Estas son las vívidas memorias de un escritor que revela la profunda influencia de César Lora en su vida y en la comunidad minera, destacando su valentía, humanismo y compromiso con la lucha obrera. Desde la infancia hasta la adultez, el protagonista comparte momentos íntimos y reflexiones sobre el legado perdurable de Lora, quien sigue siendo un símbolo de resistencia y justicia social.

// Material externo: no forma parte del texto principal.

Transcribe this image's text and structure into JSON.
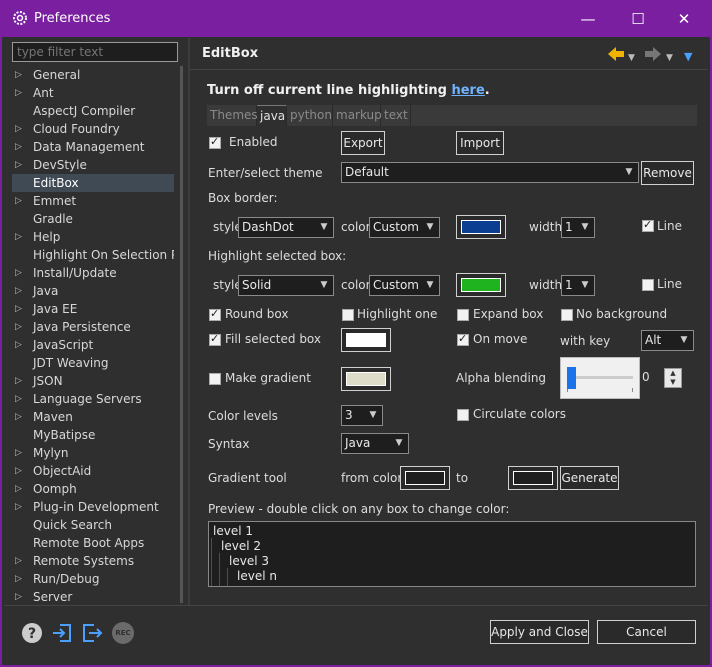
{
  "window": {
    "title": "Preferences",
    "minimize": "—",
    "maximize": "☐",
    "close": "✕",
    "accent": "#7a1fa0"
  },
  "left_panel": {
    "filter_placeholder": "type filter text",
    "tree": [
      {
        "label": "General",
        "expandable": true
      },
      {
        "label": "Ant",
        "expandable": true
      },
      {
        "label": "AspectJ Compiler",
        "expandable": false
      },
      {
        "label": "Cloud Foundry",
        "expandable": true
      },
      {
        "label": "Data Management",
        "expandable": true
      },
      {
        "label": "DevStyle",
        "expandable": true
      },
      {
        "label": "EditBox",
        "expandable": false,
        "selected": true
      },
      {
        "label": "Emmet",
        "expandable": true
      },
      {
        "label": "Gradle",
        "expandable": false
      },
      {
        "label": "Help",
        "expandable": true
      },
      {
        "label": "Highlight On Selection Pr",
        "expandable": false
      },
      {
        "label": "Install/Update",
        "expandable": true
      },
      {
        "label": "Java",
        "expandable": true
      },
      {
        "label": "Java EE",
        "expandable": true
      },
      {
        "label": "Java Persistence",
        "expandable": true
      },
      {
        "label": "JavaScript",
        "expandable": true
      },
      {
        "label": "JDT Weaving",
        "expandable": false
      },
      {
        "label": "JSON",
        "expandable": true
      },
      {
        "label": "Language Servers",
        "expandable": true
      },
      {
        "label": "Maven",
        "expandable": true
      },
      {
        "label": "MyBatipse",
        "expandable": false
      },
      {
        "label": "Mylyn",
        "expandable": true
      },
      {
        "label": "ObjectAid",
        "expandable": true
      },
      {
        "label": "Oomph",
        "expandable": true
      },
      {
        "label": "Plug-in Development",
        "expandable": true
      },
      {
        "label": "Quick Search",
        "expandable": false
      },
      {
        "label": "Remote Boot Apps",
        "expandable": false
      },
      {
        "label": "Remote Systems",
        "expandable": true
      },
      {
        "label": "Run/Debug",
        "expandable": true
      },
      {
        "label": "Server",
        "expandable": true
      }
    ]
  },
  "header": {
    "title": "EditBox",
    "back_color": "#f0b400",
    "menu_color": "#4aa0ff"
  },
  "editbox": {
    "notice_prefix": "Turn off current line highlighting ",
    "notice_link": "here",
    "notice_suffix": ".",
    "tabs": [
      "Themes",
      "java",
      "python",
      "markup",
      "text"
    ],
    "active_tab": "java",
    "enabled_label": "Enabled",
    "enabled": true,
    "export_label": "Export",
    "import_label": "Import",
    "theme_label": "Enter/select theme",
    "theme_value": "Default",
    "remove_label": "Remove",
    "box_border_label": "Box border:",
    "style_label": "style",
    "color_label": "color",
    "width_label": "width",
    "line_label": "Line",
    "border_style": "DashDot",
    "border_color": "Custom",
    "border_swatch": "#0b3d91",
    "border_width": "1",
    "border_line": true,
    "highlight_label": "Highlight selected box:",
    "hl_style": "Solid",
    "hl_color": "Custom",
    "hl_swatch": "#1fb31f",
    "hl_width": "1",
    "hl_line": false,
    "round_box_label": "Round box",
    "round_box": true,
    "highlight_one_label": "Highlight one",
    "highlight_one": false,
    "expand_box_label": "Expand box",
    "expand_box": false,
    "no_background_label": "No background",
    "no_background": false,
    "fill_selected_label": "Fill selected box",
    "fill_selected": true,
    "fill_swatch": "#ffffff",
    "on_move_label": "On move",
    "on_move": true,
    "with_key_label": "with key",
    "with_key_value": "Alt",
    "make_gradient_label": "Make gradient",
    "make_gradient": false,
    "gradient_swatch": "#dcdcc8",
    "alpha_label": "Alpha blending",
    "alpha_value": "0",
    "alpha_level": 0,
    "color_levels_label": "Color levels",
    "color_levels_value": "3",
    "circulate_label": "Circulate colors",
    "circulate": false,
    "syntax_label": "Syntax",
    "syntax_value": "Java",
    "gradient_tool_label": "Gradient tool",
    "from_color_label": "from color",
    "to_label": "to",
    "generate_label": "Generate",
    "preview_label": "Preview - double click on any box to change color:",
    "preview_levels": [
      "level 1",
      "level 2",
      "level 3",
      "level n"
    ]
  },
  "footer": {
    "help_icon_color": "#cccccc",
    "import_icon_color": "#4aa0ff",
    "rec_label": "REC",
    "apply_close_label": "Apply and Close",
    "cancel_label": "Cancel"
  }
}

La Paz, 05 de mayo de 2024 (Víctor Montoya - AEP).- Un día de esplendida mañana, mientras contemplaba tu dorado busto sobre el pedestal plantado en la histórica Plaza del Minero de Siglo XX, se me agolparon una serie de recuerdos que conservaba casi intactos en los meandros de la memoria. Y claro, aunque suene a vanidad, debo confesar que fui uno de los pocos que sintió de cerca tu olor de minero y escuchó tus dulces palabras muy cerquita de los oídos. Tuve el privilegio de haber jugado entre tus brazos, con el corazón alborozado, cada vez que retornabas del trabajo. Recuerdo que me aupabas con un solo resoplido, para acariciarme con la ternura de quien no tuvo hijos propios, pero que tuviste el interés por reconocerme y darme tu apellido; un deseo que, empero, quedó frustrado y nunca se materializó porque se te anticipó la muerte. Recuerdo también que me mordisqueabas el pabellón de la oreja y, entregándome un puñado de monedas o tostados de haba, me suplicabas: “¡Dime ‘papá’, Negrito!… ¡Dime ‘papá’…!”.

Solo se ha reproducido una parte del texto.